Cosmopolitan Southerner: The life and world of William Alexander Percy
Wise, Benjamin E.
Boles, John B.
Doctor of Philosophy
The Mississippi planter and poet William Alexander Percy (1885-1942) is best remembered for his autobiography, Lanterns on the Levee: Recollections of a Planter's Son (1941), which was a bestseller and remains a seminal book in the study of the American South. Although scholars have traditionally portrayed Percy as an iconic provincial, he maintained an ambivalence towards his region---particularly towards local values regarding masculinity and sexuality. Percy left the South regularly and traveled across the world, and his encounters abroad informed his views about gender, sexuality, and race at home. Cosmopolitan Southerner maps connections between the American South and the broader world by tracing Will Percy's travels across the globe: from Mississippi to the Mediterranean, to such places as Paris and Japan and Samoa, back to Mississippi.
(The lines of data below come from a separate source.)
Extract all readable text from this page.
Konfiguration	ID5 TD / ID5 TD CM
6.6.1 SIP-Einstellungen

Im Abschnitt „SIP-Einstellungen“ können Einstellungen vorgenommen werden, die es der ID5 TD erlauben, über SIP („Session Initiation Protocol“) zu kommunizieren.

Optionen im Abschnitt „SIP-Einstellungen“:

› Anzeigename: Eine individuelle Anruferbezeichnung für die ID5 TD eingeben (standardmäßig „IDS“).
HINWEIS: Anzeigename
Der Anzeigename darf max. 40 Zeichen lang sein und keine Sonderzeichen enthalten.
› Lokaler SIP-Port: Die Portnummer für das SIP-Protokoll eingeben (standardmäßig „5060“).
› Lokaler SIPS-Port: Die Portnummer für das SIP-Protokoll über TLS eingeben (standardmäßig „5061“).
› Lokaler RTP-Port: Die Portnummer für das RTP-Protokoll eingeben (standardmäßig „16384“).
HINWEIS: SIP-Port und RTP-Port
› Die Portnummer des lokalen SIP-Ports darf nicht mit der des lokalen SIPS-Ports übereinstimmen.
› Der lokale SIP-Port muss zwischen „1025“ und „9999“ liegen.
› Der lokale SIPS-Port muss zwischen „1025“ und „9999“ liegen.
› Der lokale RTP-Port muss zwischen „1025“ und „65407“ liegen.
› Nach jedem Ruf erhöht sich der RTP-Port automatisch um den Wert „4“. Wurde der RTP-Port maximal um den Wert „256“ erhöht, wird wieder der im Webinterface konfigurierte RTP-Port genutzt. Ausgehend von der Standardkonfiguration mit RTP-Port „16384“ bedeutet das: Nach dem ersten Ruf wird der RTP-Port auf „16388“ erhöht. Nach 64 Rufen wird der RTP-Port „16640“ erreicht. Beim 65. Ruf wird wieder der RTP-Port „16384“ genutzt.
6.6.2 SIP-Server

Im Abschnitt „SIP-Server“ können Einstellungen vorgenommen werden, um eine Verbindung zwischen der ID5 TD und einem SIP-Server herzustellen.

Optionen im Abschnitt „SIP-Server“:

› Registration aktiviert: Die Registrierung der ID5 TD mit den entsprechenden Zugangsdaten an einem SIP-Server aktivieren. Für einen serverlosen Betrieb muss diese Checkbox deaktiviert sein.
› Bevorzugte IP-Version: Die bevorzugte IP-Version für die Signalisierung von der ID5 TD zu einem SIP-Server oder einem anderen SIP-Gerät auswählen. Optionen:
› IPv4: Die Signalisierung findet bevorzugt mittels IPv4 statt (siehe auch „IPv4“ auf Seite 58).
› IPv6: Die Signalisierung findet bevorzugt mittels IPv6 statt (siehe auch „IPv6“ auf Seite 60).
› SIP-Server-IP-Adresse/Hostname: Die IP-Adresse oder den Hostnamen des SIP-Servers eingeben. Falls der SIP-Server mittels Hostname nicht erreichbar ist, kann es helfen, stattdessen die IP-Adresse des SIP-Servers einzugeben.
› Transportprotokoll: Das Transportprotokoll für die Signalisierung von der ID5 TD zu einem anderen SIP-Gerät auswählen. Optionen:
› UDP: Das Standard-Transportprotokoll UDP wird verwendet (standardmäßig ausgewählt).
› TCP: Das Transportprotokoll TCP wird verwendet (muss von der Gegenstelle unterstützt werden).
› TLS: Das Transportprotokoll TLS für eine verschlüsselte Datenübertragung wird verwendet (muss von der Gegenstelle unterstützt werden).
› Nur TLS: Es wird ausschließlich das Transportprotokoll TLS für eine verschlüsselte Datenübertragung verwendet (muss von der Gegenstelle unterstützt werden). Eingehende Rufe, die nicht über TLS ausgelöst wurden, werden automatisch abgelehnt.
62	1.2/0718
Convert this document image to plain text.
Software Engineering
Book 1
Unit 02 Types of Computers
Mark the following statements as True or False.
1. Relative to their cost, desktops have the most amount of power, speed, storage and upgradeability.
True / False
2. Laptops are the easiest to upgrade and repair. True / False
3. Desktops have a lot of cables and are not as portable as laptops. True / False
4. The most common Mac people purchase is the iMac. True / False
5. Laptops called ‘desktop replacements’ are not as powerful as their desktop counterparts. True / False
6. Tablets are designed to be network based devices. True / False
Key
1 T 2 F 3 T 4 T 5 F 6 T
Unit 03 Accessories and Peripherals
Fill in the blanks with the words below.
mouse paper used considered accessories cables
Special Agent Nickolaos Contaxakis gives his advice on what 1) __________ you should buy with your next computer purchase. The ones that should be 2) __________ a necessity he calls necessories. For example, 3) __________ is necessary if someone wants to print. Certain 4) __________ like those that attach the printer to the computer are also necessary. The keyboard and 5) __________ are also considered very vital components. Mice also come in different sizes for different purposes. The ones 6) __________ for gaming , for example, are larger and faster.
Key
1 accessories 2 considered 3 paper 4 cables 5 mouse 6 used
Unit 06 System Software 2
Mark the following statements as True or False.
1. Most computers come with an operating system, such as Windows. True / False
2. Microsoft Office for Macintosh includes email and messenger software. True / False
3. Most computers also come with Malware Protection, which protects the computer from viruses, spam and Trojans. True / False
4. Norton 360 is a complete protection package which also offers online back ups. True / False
Will Percy's life story invites consideration of how one man became a sexual liberationist, cultural relativist, white supremacist in late Victorian Mississippi. I engage the paradox of Percy's life and personality to make three main arguments. First, I examine the ways the experience, performance, and construction of gender and sexuality were connected to the concept of place. Will Percy's heterodox views of sexuality and what it meant to be a man---namely, his belief that love between men was not only legitimate but a superior form of love---can only be understood by studying the ways he experienced reality in different cultural contexts. Second, I examine the ways Percy participated in an international intellectual tradition centered on the idea of ancient Greece as a kind of spiritual "home" for men with gay desire. The nostalgia that many have interpreted as Percy's longing for the Old South was, in fact, an important imaginative vehicle many men used to express homoerotic desire in a culturally sanctioned idiom. Finally, I examine Percy's essentially racist critique of modernity---a critique also grounded in values of cultural relativism and sexual liberation. In situating Percy's view of racial difference in the context of his cross-cultural encounters. I find that his interpretations of race and "primitivism" worked to simultaneously critique bourgeois sexual ethics and reinforce the structures of racial inequality in the American South.